So imagine my surprise when I realized, that contrary to my expectations, Green Collar Economy is not about how you can cash in on the green bubble. Instead, Green Collar Economy is fundamentally about environmental justice and equity. This is a book about how we link concern for the environment with concern for human welfare. It is in fact a book that is right up my alley.
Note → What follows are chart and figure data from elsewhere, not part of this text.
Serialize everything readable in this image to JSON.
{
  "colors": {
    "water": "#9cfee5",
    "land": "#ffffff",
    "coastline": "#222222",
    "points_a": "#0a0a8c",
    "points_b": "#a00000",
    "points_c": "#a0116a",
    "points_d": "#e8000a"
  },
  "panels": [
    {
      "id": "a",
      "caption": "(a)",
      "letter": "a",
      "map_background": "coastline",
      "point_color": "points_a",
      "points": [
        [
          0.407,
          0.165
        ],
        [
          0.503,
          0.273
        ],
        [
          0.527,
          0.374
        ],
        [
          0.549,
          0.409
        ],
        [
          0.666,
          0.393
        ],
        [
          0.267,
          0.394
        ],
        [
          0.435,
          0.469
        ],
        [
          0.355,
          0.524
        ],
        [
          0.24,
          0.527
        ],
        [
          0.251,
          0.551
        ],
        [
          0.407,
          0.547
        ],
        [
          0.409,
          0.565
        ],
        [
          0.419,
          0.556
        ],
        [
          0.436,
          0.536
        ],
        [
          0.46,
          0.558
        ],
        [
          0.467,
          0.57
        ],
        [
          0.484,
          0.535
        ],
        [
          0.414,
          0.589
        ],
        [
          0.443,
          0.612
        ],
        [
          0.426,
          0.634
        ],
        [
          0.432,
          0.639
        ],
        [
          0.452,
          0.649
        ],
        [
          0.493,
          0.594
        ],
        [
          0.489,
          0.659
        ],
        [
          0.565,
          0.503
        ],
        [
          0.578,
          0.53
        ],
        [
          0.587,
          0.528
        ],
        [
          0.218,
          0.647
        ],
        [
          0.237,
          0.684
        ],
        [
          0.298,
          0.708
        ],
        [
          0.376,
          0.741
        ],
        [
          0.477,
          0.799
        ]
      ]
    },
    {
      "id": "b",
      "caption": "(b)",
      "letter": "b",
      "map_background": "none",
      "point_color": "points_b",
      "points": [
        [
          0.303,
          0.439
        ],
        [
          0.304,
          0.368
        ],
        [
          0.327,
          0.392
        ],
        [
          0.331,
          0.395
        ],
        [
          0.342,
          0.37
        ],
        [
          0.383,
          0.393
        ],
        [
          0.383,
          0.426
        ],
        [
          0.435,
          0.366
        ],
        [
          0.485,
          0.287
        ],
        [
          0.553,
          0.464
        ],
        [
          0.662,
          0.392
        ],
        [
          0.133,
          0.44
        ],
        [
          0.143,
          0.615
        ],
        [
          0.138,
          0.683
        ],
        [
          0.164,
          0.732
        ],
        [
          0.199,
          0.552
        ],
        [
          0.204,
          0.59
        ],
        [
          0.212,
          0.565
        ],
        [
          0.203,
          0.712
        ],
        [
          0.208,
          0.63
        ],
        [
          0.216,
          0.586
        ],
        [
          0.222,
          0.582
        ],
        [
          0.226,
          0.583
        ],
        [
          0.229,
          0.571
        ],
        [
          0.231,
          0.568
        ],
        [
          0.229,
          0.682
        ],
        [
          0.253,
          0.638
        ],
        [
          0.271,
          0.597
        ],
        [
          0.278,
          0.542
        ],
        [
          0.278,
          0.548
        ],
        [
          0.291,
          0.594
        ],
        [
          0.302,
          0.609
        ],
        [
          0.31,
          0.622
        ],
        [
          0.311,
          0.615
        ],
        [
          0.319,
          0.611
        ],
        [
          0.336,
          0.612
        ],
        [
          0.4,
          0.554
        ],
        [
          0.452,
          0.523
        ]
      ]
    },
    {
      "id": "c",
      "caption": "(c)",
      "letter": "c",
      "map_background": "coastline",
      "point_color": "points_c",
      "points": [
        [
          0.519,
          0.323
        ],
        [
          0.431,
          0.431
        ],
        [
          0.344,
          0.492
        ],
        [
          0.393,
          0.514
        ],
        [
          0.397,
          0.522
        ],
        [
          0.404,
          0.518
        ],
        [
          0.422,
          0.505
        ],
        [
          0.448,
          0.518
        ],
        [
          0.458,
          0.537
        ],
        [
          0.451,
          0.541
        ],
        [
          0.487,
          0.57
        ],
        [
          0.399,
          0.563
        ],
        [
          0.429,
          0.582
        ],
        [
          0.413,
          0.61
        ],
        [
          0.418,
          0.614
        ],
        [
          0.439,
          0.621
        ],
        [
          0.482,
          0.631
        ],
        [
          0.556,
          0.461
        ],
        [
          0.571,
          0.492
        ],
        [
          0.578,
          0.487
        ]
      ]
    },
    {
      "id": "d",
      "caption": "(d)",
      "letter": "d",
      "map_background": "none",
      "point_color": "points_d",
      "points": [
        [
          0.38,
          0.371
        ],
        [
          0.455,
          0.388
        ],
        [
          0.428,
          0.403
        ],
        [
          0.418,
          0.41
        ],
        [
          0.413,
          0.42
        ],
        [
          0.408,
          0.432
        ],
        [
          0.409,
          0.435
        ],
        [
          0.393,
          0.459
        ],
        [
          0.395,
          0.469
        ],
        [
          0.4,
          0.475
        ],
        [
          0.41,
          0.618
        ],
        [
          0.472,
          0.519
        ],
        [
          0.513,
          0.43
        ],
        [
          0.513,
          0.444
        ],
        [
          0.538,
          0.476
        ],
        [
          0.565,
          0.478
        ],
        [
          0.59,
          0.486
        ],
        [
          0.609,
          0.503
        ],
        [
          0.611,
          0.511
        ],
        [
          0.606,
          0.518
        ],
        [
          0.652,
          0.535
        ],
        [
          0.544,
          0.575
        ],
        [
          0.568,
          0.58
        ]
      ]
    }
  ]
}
Van Jones, an African-American who is both an environmentalist activist and human rights activist, is a powerful and incredibly important addition to the environmental movement. Which lets face it, is a bit too white and a bit too male. Consequently, his perception of the environmental crisis is different. While others ignore the inequitous consequences of climate change, Van Jones confronts them head on. He notes that Katrina was most disasterous for the poor, the black, the vulnerable. Jones argues:
The guiltless will bear the brunt and suffer the wrath of an enraged Mother
Nature. People in wealthy countries can cushion the blows. That's why, as the
1999 edition of the World Disasters Report concludes, about 96 percent of all
deaths from natural disasters happen in developing countries. Our actions- and
refusals to act- in the wealthier nations are funneling more disasters and death
toward the poorest people on Earth.
Van Jones also discusses the class conflicts and racism that has been part of the environmentalist movement for the past 100 odd years. While many environmentalists would rather sweep these conflicts under the rug, Van Jones argues that we cannot hide from these injustices. However, even here, Van Jones is amazingly diplomatic. He acknowledges the successes of environmentalist conservationists, while also noting their failure to address the needs of Native Americans. He understands the importance of the zero population growth campaign while also uncovering its racist implications. In other words, Van Jones doesn't throw the baby out of the bathwater, but he doesn't feel the need to cover up the past either.
I didn't necessarily agree with all of Van Jones' policy proposals, though I do share his vision for a new Green New Deal or Apollo Project. In particular, Van Jones' proposal "Hoopties for hybrids" provides a very tangible reminder of how a good idea in theory can result in bad policy in practice. But overall, this is a smart and important book with a refreshing perspective on the crises we face.